I apologise if I have a silly misconception or one that is quite trivial, though I have started looking at cyclic groups and the book has not yet introduced me to quotient groups. I thank anyone in advance for their help!

Update following suggestion Yourong 'DZR' Zang

To prove the statement suggested, we define the sets:

$$[n]=\{n+pk_1:k_1\in\mathbb(Z)\}$$ $$[m]=\{m+pk_2:k_2\in\mathbb(Z)\}$$ $$[a]=\{nm+pk_3:k_3\in\mathbb(Z)\}$$

Obviously $$[a]\equiv[n][m]\mod{p}$$ since $$(nm+pk_3)\mod{p}=nm$$ and $$((n+pk_1)(m+pk_2))\mod{p}=(nm+nk_2p+mk_1p+k_1k_2p^2)\mod{p})=nm$$. We now prove the sets are equal.

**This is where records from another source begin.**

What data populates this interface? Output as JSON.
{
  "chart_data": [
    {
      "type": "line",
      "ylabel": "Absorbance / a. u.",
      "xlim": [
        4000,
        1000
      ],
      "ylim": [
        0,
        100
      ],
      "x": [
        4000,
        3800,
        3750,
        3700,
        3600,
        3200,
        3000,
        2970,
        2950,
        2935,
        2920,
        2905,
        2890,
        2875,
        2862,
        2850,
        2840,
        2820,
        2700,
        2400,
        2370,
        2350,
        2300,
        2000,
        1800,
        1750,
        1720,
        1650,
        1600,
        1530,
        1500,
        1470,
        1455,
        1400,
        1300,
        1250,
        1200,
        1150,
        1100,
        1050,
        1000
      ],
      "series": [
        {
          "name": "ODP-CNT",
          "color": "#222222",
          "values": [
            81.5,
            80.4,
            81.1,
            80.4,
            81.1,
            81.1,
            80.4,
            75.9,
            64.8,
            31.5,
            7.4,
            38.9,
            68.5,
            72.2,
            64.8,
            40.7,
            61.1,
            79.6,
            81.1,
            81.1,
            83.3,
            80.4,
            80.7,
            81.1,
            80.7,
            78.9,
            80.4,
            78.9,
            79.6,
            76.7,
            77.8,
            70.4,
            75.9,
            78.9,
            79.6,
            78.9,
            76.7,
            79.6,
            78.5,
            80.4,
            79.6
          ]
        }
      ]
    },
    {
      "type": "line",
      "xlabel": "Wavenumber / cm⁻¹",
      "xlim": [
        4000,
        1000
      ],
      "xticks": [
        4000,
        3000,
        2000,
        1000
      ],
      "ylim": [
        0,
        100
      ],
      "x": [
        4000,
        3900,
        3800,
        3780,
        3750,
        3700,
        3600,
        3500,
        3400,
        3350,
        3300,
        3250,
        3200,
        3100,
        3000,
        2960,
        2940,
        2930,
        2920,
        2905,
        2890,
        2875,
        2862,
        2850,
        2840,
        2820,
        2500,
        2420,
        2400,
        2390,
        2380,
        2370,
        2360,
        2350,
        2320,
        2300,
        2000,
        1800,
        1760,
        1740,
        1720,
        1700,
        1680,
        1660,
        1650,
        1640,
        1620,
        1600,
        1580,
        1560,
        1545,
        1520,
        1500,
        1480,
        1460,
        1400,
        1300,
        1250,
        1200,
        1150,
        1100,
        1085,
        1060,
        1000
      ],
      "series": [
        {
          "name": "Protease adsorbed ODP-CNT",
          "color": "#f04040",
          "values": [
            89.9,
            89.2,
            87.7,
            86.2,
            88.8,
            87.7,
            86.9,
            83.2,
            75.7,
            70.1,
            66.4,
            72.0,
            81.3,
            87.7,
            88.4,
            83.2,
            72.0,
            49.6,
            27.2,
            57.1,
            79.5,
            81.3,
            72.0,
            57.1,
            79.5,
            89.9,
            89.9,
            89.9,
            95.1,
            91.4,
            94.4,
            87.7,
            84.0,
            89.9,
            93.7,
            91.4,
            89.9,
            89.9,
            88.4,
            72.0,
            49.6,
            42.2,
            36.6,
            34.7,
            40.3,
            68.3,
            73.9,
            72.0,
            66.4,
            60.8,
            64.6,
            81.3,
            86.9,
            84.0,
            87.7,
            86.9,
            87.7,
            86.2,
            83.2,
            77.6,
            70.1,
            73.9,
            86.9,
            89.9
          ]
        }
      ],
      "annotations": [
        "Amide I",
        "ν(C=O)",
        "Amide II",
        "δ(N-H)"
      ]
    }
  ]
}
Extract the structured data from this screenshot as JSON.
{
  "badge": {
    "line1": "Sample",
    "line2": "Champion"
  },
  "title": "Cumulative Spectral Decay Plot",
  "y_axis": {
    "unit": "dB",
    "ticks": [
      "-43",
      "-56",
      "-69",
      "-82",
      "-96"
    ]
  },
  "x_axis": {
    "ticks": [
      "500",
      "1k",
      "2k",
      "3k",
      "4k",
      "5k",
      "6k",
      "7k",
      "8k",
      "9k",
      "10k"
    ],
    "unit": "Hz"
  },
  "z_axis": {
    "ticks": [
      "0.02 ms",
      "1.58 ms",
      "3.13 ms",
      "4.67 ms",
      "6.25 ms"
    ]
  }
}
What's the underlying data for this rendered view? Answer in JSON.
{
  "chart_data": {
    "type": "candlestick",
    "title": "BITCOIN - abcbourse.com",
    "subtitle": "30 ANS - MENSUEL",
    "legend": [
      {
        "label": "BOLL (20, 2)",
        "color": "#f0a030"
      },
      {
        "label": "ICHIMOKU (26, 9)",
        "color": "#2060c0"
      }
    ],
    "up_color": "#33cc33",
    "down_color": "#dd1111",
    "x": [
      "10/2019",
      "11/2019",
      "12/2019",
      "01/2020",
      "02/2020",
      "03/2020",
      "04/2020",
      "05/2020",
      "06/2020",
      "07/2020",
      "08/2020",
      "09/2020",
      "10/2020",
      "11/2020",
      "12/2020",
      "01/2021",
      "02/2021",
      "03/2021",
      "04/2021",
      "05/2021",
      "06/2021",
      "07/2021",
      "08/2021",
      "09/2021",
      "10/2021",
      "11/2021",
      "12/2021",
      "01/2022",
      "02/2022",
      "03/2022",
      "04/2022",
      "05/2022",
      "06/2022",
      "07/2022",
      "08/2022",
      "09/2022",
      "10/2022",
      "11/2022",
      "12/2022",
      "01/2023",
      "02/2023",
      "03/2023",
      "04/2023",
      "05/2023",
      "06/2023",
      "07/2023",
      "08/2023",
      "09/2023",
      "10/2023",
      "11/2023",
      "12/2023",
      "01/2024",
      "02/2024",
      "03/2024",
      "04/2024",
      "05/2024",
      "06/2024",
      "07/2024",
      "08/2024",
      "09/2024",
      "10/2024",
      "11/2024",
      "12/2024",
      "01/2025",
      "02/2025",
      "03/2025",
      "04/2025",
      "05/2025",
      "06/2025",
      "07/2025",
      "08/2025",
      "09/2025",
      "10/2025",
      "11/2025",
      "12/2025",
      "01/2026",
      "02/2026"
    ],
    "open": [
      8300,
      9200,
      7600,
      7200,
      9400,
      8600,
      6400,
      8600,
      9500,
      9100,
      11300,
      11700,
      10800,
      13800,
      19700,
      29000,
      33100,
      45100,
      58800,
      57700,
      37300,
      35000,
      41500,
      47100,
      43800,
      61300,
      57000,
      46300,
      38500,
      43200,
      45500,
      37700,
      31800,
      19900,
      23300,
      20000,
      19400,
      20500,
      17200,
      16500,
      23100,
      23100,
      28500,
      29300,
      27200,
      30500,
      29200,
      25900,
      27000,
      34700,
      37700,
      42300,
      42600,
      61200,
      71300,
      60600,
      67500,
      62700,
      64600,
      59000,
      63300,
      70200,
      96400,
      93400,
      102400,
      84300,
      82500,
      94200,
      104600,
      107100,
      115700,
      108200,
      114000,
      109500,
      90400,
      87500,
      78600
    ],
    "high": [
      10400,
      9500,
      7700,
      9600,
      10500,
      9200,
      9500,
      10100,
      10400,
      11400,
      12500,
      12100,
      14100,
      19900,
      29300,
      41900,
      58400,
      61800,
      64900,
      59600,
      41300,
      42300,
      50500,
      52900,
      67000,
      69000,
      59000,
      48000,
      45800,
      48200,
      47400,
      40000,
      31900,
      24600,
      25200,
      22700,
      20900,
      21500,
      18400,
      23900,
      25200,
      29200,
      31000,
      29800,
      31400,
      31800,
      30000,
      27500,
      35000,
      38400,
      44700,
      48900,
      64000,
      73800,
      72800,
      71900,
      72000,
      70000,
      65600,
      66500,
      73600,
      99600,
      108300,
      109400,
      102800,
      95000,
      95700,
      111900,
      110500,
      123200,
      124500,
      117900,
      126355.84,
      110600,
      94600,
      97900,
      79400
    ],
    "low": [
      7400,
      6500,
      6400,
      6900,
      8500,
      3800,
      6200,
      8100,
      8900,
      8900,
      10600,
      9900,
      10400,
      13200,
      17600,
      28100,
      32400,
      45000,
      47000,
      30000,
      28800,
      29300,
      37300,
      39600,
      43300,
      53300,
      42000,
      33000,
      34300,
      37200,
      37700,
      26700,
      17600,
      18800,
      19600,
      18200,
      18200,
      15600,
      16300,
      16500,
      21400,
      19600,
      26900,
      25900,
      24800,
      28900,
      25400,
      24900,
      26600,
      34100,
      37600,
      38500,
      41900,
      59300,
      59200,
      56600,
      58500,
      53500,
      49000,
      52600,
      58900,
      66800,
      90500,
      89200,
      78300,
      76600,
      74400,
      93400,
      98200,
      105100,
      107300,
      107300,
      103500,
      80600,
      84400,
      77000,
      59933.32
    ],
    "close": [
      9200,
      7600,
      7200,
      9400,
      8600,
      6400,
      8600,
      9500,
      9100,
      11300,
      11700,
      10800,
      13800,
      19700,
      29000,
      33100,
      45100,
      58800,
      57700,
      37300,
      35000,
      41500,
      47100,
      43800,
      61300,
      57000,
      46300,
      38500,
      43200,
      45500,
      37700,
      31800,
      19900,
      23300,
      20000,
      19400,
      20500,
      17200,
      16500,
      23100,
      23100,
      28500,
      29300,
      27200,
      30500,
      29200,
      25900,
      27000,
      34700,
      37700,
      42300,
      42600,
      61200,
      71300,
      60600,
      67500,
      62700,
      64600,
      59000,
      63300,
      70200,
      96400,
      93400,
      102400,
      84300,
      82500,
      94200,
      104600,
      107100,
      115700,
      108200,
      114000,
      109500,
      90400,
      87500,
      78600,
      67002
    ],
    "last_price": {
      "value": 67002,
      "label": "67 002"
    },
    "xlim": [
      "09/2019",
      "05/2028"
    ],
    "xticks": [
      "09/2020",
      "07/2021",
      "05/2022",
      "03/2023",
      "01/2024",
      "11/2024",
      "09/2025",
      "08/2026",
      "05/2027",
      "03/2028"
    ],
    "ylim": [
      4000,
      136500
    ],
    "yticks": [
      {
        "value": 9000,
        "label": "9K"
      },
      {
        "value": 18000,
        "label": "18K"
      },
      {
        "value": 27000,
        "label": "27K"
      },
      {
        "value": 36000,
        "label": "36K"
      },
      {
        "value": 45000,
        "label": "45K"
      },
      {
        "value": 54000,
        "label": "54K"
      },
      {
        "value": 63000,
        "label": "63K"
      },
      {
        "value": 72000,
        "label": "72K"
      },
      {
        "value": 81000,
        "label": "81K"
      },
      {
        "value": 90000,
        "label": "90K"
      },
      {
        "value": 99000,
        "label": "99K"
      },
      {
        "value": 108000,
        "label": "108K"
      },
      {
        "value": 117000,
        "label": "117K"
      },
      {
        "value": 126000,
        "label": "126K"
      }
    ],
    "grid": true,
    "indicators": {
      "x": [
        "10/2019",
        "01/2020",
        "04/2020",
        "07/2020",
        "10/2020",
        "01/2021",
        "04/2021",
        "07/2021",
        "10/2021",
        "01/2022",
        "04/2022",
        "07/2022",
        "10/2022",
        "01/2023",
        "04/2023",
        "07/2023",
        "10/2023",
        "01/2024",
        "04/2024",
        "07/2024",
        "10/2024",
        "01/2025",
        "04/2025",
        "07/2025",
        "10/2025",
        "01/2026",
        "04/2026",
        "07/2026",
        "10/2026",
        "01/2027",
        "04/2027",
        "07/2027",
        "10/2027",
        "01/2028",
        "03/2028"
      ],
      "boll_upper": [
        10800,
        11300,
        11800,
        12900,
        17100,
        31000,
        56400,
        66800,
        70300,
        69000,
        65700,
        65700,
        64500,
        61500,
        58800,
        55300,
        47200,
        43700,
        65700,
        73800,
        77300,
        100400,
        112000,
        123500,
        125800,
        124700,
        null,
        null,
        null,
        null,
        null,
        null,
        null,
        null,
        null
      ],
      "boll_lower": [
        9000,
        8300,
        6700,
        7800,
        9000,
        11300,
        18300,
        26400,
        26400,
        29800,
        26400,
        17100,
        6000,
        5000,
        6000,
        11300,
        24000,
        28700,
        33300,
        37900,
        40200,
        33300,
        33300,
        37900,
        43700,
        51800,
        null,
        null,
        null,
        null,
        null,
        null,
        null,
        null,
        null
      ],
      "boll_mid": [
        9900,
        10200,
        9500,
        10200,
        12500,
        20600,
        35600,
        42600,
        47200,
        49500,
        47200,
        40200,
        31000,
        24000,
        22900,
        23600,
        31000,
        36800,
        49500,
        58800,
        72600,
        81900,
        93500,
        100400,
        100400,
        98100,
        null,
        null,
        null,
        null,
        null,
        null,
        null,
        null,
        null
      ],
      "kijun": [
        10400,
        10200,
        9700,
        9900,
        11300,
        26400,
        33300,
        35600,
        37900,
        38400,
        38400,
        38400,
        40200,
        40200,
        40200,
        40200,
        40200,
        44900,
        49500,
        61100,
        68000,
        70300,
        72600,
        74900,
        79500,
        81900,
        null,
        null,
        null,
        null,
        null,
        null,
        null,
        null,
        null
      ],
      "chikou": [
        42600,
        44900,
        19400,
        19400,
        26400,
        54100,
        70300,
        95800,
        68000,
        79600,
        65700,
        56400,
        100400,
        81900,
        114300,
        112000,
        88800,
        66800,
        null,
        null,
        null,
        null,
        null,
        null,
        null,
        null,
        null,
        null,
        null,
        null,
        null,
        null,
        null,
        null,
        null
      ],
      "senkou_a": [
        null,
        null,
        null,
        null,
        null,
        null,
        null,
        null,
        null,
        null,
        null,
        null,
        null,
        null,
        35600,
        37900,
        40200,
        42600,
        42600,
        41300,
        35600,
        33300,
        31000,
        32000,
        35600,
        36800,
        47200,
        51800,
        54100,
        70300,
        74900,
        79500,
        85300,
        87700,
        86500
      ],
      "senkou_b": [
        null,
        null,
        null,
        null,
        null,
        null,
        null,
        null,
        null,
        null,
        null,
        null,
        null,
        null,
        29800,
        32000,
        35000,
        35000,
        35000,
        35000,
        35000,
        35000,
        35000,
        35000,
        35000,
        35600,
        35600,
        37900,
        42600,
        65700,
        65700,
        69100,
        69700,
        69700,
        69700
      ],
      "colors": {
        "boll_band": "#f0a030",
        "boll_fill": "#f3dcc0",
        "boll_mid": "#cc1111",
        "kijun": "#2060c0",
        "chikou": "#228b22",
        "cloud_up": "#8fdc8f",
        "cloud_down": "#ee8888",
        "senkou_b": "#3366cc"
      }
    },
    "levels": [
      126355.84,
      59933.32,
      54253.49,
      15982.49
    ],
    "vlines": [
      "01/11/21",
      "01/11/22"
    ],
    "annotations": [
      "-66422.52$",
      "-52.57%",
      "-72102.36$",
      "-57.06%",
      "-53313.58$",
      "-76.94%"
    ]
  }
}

Since $$(n+pk_1)(m+pk_2)=(nm+nk_2p+mk_1p+k_1k_2p^2)=nm+p(nk_2+mk_1+k_1k_2p)$$, letting $$k_3=nk_2+mk_1+k_1k_2p$$ lets the result directly follow.

Now I have proven this statement, I am having trouble identifying how this proves that there exists an inverse for all numbers in $$(\mathbb{Z}/p\mathbb{Z})^{\times}$$ since that would require the existence of a number $$h\in(\mathbb{Z}/p\mathbb{Z})^{\times}$$ such that $$nh\equiv{1}\mod{p},\forall{n}\in(\mathbb{Z}/p\mathbb{Z})^{\times}$$.

• Apply Bezout's identity. Think about $\gcd(p,n)$ where $n<p$. The set $(\mathbb{Z}/p\mathbb{Z})^\times$ is the multiplicative subset of the quotient $\mathbb{Z}$ mod $p\mathbb{Z}$. It contains equivalence classes $\{\bar{1},\dots,\overline{p-1}\}$. Each equivalence class represents a set $\bar{n}=\{n+pk:k\in\mathbb{Z}\}$. You could prove that $\bar{n}\bar{m}=\overline{nm \bmod{p} }$. Jul 7, 2020 at 0:37
• The notation $\times$ is actually designated to indicate that this set contains the multiplicative inverse of each of its elements. Jul 7, 2020 at 0:38
• About the part you mentioned from Wikipedia : "the multiplicative group of integers modulo $n$ is the set of numbers from $(1,2,3,\cdots,n−1)$ coprime to $n$", the multiplicative group modulo $n$, is not the actual set $\{1,2,\cdots,n-1=[n-1]\}$ (that's just a notation), it is only a subset of this set, a subset containing only the integers in $[n-1]$ that are coprime to $n$. Take that into consideration, then your proof for $\left( \left( \mathbb{Z}/n\mathbb{Z}\right)^{\times}, \times \right)$ should change. Check en.wikipedia.org/wiki/B%C3%A9zout%27s_identity & update the question :) Jul 7, 2020 at 0:39
• Yes that is correct. We usually write $\bar{n}$ for the equivalence class with residue $n$. Some people also write $[n]$ or just $n$ for convenience. Jul 7, 2020 at 0:45
• I apologize for that. I just want to say their product is $\bar{n}\bar{m}=\overline{a}$ where $a\equiv mn\pmod{p}$. The representative doesn't matter in this case. The notation I used was not a good one. Just ignore it. Jul 7, 2020 at 0:52

To answer your question why you need $$p$$ to be a prime. If $$p$$ is a prime then $$\mathbb{Z}/p\mathbb{Z}$$ is a field. Let $$\mathbb{F}=\mathbb{Z}/p\mathbb{Z}.$$ If you look up the definition of a field, it if $$\mathbb{F}$$ is a field, then $$\mathbb{F}^{\times}$$ is a group under mutliplication.